In a sales system where orders are recorded in the database, the system may be designed such that each order requires a database update for each item ordered. If the database assigns a new order item number to each item, and inserts all items at the end of the table, and if every new update must go to the same physical location, and all new items are “inserted,” then the update behaves like a One-Lane Bridge. In such a system, only one insert may proceed at a time and all others must wait. [2]

Context

Systems with concurrency and mostly those that access a database.

Problem

The One Lane Bridge typically occurs in multi-threaded software systems, where only few threads can resume execution while most threads have to wait. Synchronization points in the program flow or database locks are often reasons for the One Lane Bridge. At a One Lane Bridge only few threads are active concurrently. Thus, less work can be processed resulting in higher response times. Furthermore, the One Lane Bridge can lead to a congestion resulting in the Traffic Jam antipattern.

Detection

Since a One Lane Bridge is a typical scalability problem, we look at the performance behaviour with respect to an increasing level of concurrency. To detect this antipattern, we define a series of experiments observing the end-to-end response time while increasing the number of users for each experiment. The strategy increases the number of users until

  1. a resource is fully utilized (i.e., its utilization is larger than 90%),
  2. response times increase more than 10 times, or
  3. the maximum number of potential concurrent users is reached.

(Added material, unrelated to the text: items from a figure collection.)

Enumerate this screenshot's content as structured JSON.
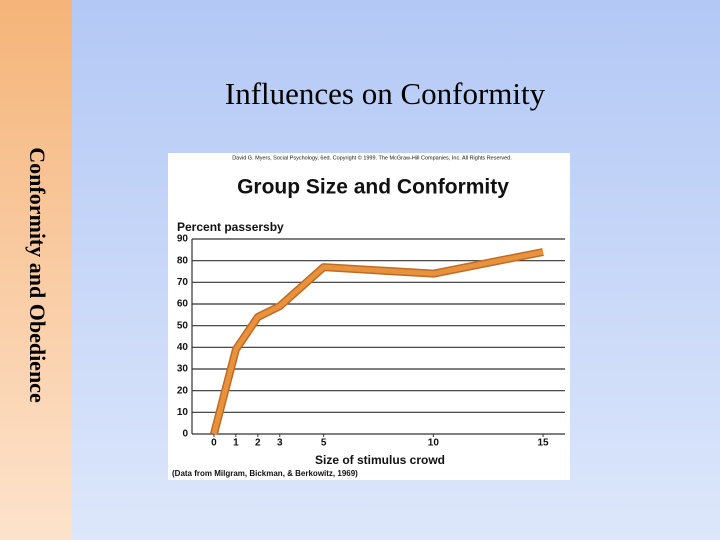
{
  "slide": {
    "title": "Influences on Conformity",
    "sidebar": "Conformity and Obedience"
  },
  "chart_data": {
    "type": "line",
    "copyright": "David G. Myers, Social Psychology, 6ed. Copyright © 1999. The McGraw-Hill Companies, Inc. All Rights Reserved.",
    "title": "Group Size and Conformity",
    "y_label": "Percent passersby",
    "x_label": "Size of stimulus crowd",
    "source": "(Data from Milgram, Bickman, & Berkowitz, 1969)",
    "x": [
      0,
      1,
      2,
      3,
      5,
      10,
      15
    ],
    "values": [
      0,
      39,
      54,
      59,
      77,
      74,
      84
    ],
    "color": "#e8923e",
    "xlim": [
      -1,
      16
    ],
    "xticks": [
      0,
      1,
      2,
      3,
      5,
      10,
      15
    ],
    "ylim": [
      0,
      90
    ],
    "yticks": [
      0,
      10,
      20,
      30,
      40,
      50,
      60,
      70,
      80,
      90
    ],
    "grid": true
  }
}
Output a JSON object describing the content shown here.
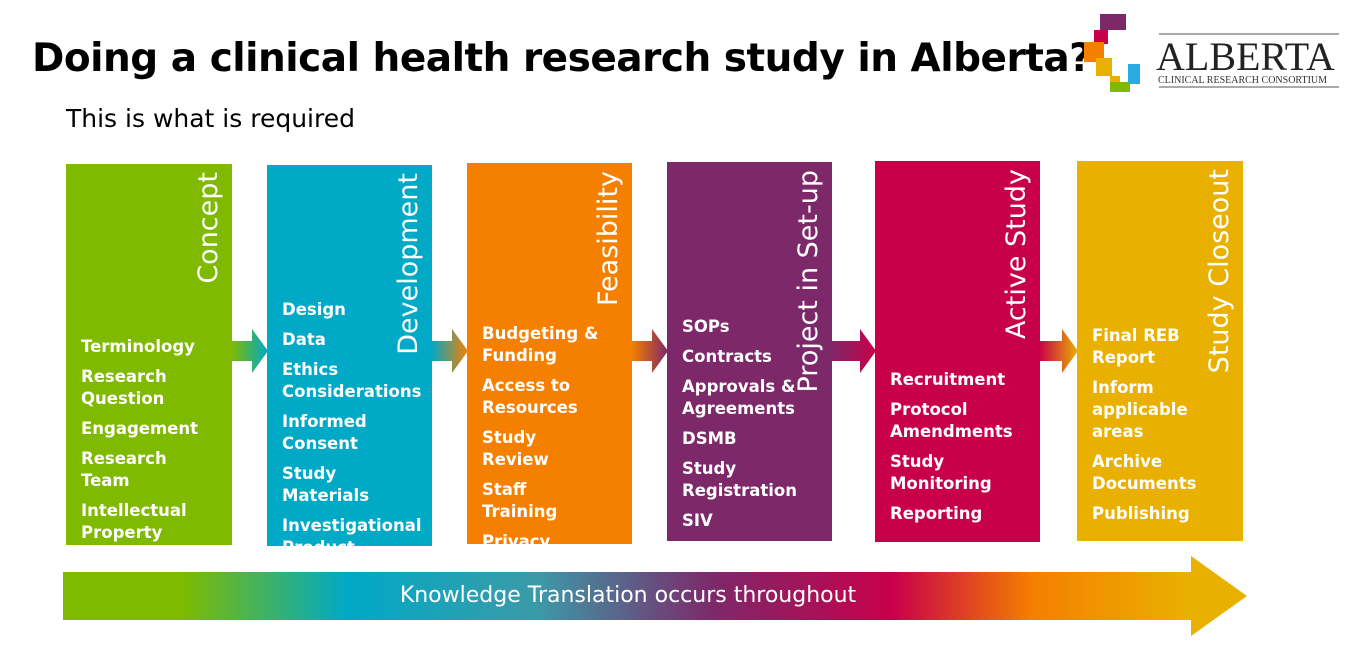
{
  "header": {
    "title": "Doing a clinical health research study in Alberta?",
    "subtitle": "This is what is required"
  },
  "logo": {
    "name": "ALBERTA",
    "tagline": "CLINICAL RESEARCH CONSORTIUM"
  },
  "stages": [
    {
      "title": "Concept",
      "color": "#7fba00",
      "items": [
        "Terminology",
        "Research Question",
        "Engagement",
        "Research Team",
        "Intellectual Property"
      ]
    },
    {
      "title": "Development",
      "color": "#00a9c6",
      "items": [
        "Design",
        "Data",
        "Ethics Considerations",
        "Informed Consent",
        "Study Materials",
        "Investigational Product"
      ]
    },
    {
      "title": "Feasibility",
      "color": "#f58000",
      "items": [
        "Budgeting & Funding",
        "Access to Resources",
        "Study Review",
        "Staff Training",
        "Privacy Considerations"
      ]
    },
    {
      "title": "Project in Set-up",
      "color": "#7d2869",
      "items": [
        "SOPs",
        "Contracts",
        "Approvals & Agreements",
        "DSMB",
        "Study Registration",
        "SIV"
      ]
    },
    {
      "title": "Active Study",
      "color": "#c8004a",
      "items": [
        "Recruitment",
        "Protocol Amendments",
        "Study Monitoring",
        "Reporting"
      ]
    },
    {
      "title": "Study Closeout",
      "color": "#e9b000",
      "items": [
        "Final REB Report",
        "Inform applicable areas",
        "Archive Documents",
        "Publishing"
      ]
    }
  ],
  "footer": {
    "label": "Knowledge Translation occurs throughout"
  }
}
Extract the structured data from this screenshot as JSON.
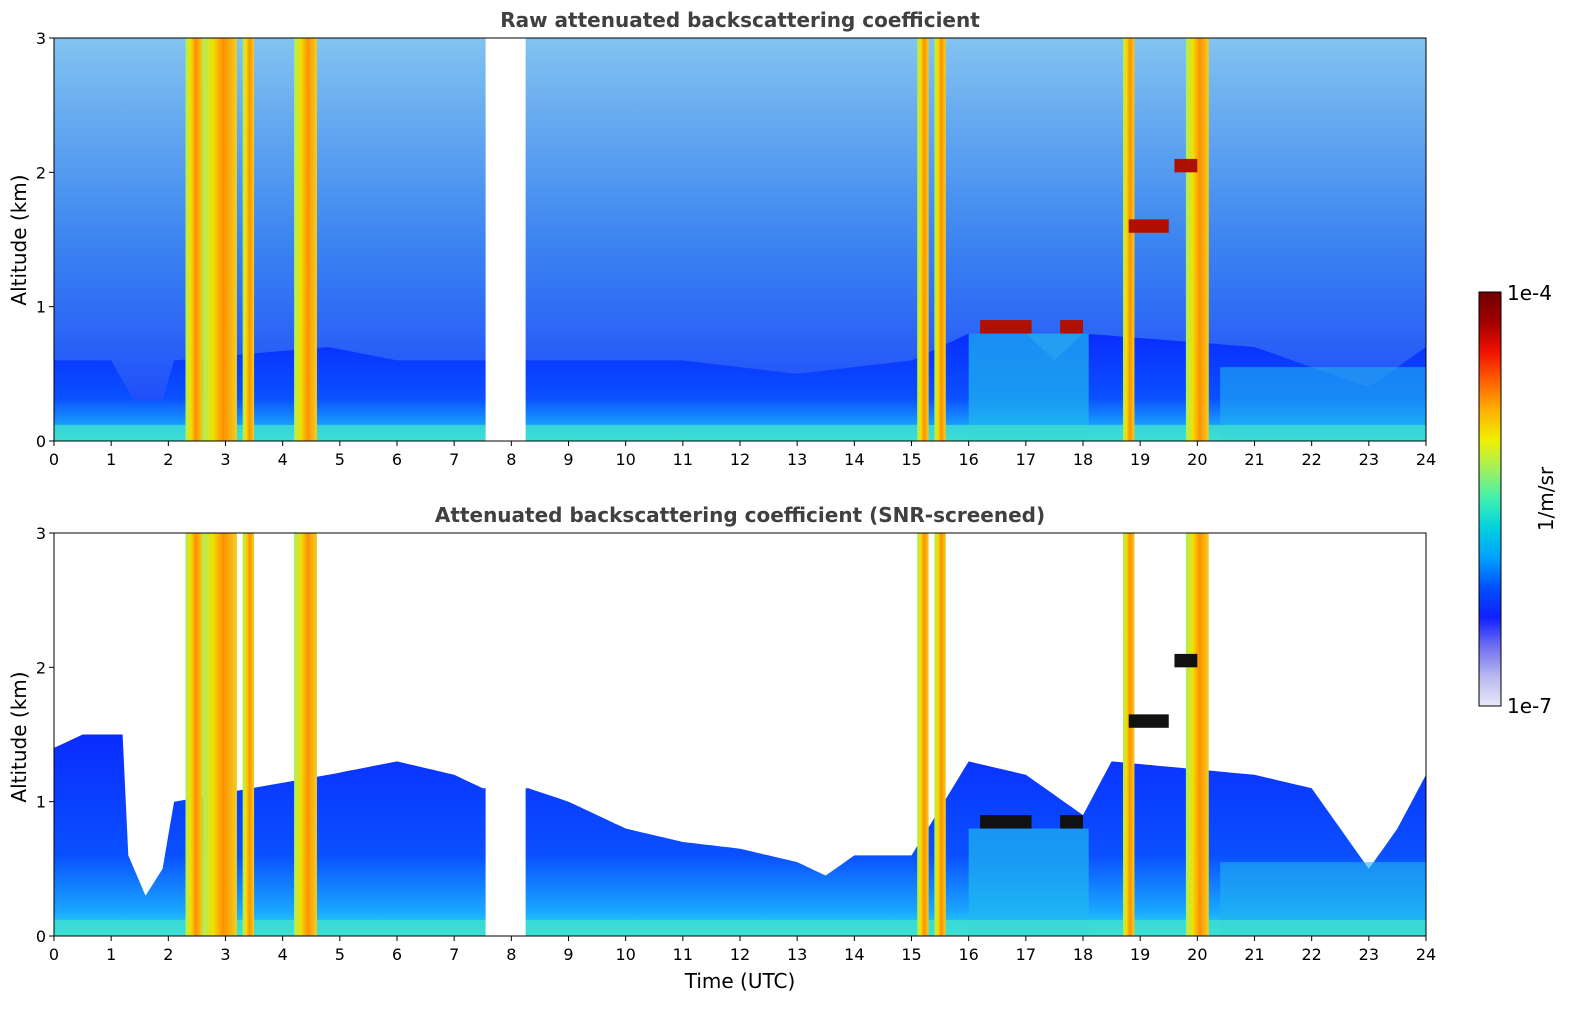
{
  "chart_data": [
    {
      "type": "heatmap",
      "title": "Raw attenuated backscattering coefficient",
      "xlabel": "",
      "ylabel": "Altitude (km)",
      "xlim": [
        0,
        24
      ],
      "ylim": [
        0,
        3
      ],
      "xticks": [
        "0",
        "1",
        "2",
        "3",
        "4",
        "5",
        "6",
        "7",
        "8",
        "9",
        "10",
        "11",
        "12",
        "13",
        "14",
        "15",
        "16",
        "17",
        "18",
        "19",
        "20",
        "21",
        "22",
        "23",
        "24"
      ],
      "yticks": [
        "0",
        "1",
        "2",
        "3"
      ],
      "data_gaps": [
        [
          7.55,
          8.25
        ]
      ],
      "boundary_layer_top_km": [
        [
          0,
          0.6
        ],
        [
          1,
          0.6
        ],
        [
          1.4,
          0.3
        ],
        [
          1.9,
          0.3
        ],
        [
          2.1,
          0.6
        ],
        [
          4.8,
          0.7
        ],
        [
          6,
          0.6
        ],
        [
          7.5,
          0.6
        ],
        [
          8.3,
          0.6
        ],
        [
          11,
          0.6
        ],
        [
          13,
          0.5
        ],
        [
          15,
          0.6
        ],
        [
          16,
          0.8
        ],
        [
          17,
          0.8
        ],
        [
          17.5,
          0.6
        ],
        [
          18,
          0.8
        ],
        [
          21,
          0.7
        ],
        [
          23,
          0.4
        ],
        [
          24,
          0.7
        ]
      ],
      "cloud_columns_utc": [
        [
          2.3,
          2.6
        ],
        [
          2.6,
          3.2
        ],
        [
          3.3,
          3.5
        ],
        [
          4.2,
          4.6
        ],
        [
          15.1,
          15.3
        ],
        [
          15.4,
          15.6
        ],
        [
          18.7,
          18.9
        ],
        [
          19.8,
          20.2
        ]
      ]
    },
    {
      "type": "heatmap",
      "title": "Attenuated backscattering coefficient (SNR-screened)",
      "xlabel": "Time (UTC)",
      "ylabel": "Altitude (km)",
      "xlim": [
        0,
        24
      ],
      "ylim": [
        0,
        3
      ],
      "xticks": [
        "0",
        "1",
        "2",
        "3",
        "4",
        "5",
        "6",
        "7",
        "8",
        "9",
        "10",
        "11",
        "12",
        "13",
        "14",
        "15",
        "16",
        "17",
        "18",
        "19",
        "20",
        "21",
        "22",
        "23",
        "24"
      ],
      "yticks": [
        "0",
        "1",
        "2",
        "3"
      ],
      "data_gaps": [
        [
          7.55,
          8.25
        ]
      ],
      "screened_top_km": [
        [
          0,
          1.4
        ],
        [
          0.5,
          1.5
        ],
        [
          1.2,
          1.5
        ],
        [
          1.3,
          0.6
        ],
        [
          1.6,
          0.3
        ],
        [
          1.9,
          0.5
        ],
        [
          2.1,
          1.0
        ],
        [
          4.8,
          1.2
        ],
        [
          6,
          1.3
        ],
        [
          7.0,
          1.2
        ],
        [
          7.5,
          1.1
        ],
        [
          8.3,
          1.1
        ],
        [
          9,
          1.0
        ],
        [
          10,
          0.8
        ],
        [
          11,
          0.7
        ],
        [
          12,
          0.65
        ],
        [
          13,
          0.55
        ],
        [
          13.5,
          0.45
        ],
        [
          14,
          0.6
        ],
        [
          15,
          0.6
        ],
        [
          16,
          1.3
        ],
        [
          17,
          1.2
        ],
        [
          18,
          0.9
        ],
        [
          18.5,
          1.3
        ],
        [
          21,
          1.2
        ],
        [
          22,
          1.1
        ],
        [
          23,
          0.5
        ],
        [
          23.5,
          0.8
        ],
        [
          24,
          1.2
        ]
      ],
      "cloud_columns_utc": [
        [
          2.3,
          2.6
        ],
        [
          2.6,
          3.2
        ],
        [
          3.3,
          3.5
        ],
        [
          4.2,
          4.6
        ],
        [
          15.1,
          15.3
        ],
        [
          15.4,
          15.6
        ],
        [
          18.7,
          18.9
        ],
        [
          19.8,
          20.2
        ]
      ]
    }
  ],
  "colorbar": {
    "label": "1/m/sr",
    "max_label": "1e-4",
    "min_label": "1e-7",
    "colors": [
      "#e8e8f8",
      "#b8b8f0",
      "#7070f0",
      "#1020ff",
      "#0050ff",
      "#00a0ff",
      "#00d0e0",
      "#40f0b0",
      "#a0f060",
      "#f0f000",
      "#ffb000",
      "#ff6000",
      "#f01000",
      "#a00000",
      "#700000"
    ]
  }
}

In order to distinguish an OLB from a Bottleneck Resource, we additionally measure resource utilization during each experiment. The following figure illustrates the measurement results for three different scenarios: i) the system under test (SUT) contains an OLB, ii) the SUT contains no problem, and iii) the SUT contains a bottleneck resource (BR). The graphs on the left hand side show the average response times with respect to the number of users. The graphs on the right hand side show the corresponding mean CPU utilization.

OLB.png

If the SUT contains an OLB, its critical passive resource leads to strongly increasing response times for an increasing number of users. Additionally, CPU utilization is low since the throughput is limited by the passive resource. If the CPU is a Bottleneck Resource (BR), response times increase and CPU utilization is high. Thus, we do not assume an OLB to be present. Finally, if no performance problem occurs, response times and CPU utilization increase only moderately.

Solution

In vehicular traffic, the one-lane bridge problem can be resolved by constructing multiple lanes, constructing additional bridges, or rerouting traffic. In the realm of software systems we have similar solutions:

  • Increasing the number of threads (or processes) that can simultaneously access the resource. In our example above, this can be achieved for example by using multiple tables that can be consolidated later.
  • Reducing the holding time, by limiting the time every process needs to hold the resource, either by removing code from the holding-block that does not need a lock on the resource, or reducing the service time of the resource.

See also

Traffic Jam

References

  1. A. Wert, J. Happe, and L. Happe, Supporting Swift Reaction: Automatically Uncovering Performance Problems by Systematic Experiments, in Proceedings or the International Conference on Software Engineering (ICSE), 2013.
  2. C. Smith and L. Williams, Software Performance Antipatterns, in Proceedings of WOSP. ACM, 2000, pp. 127–136.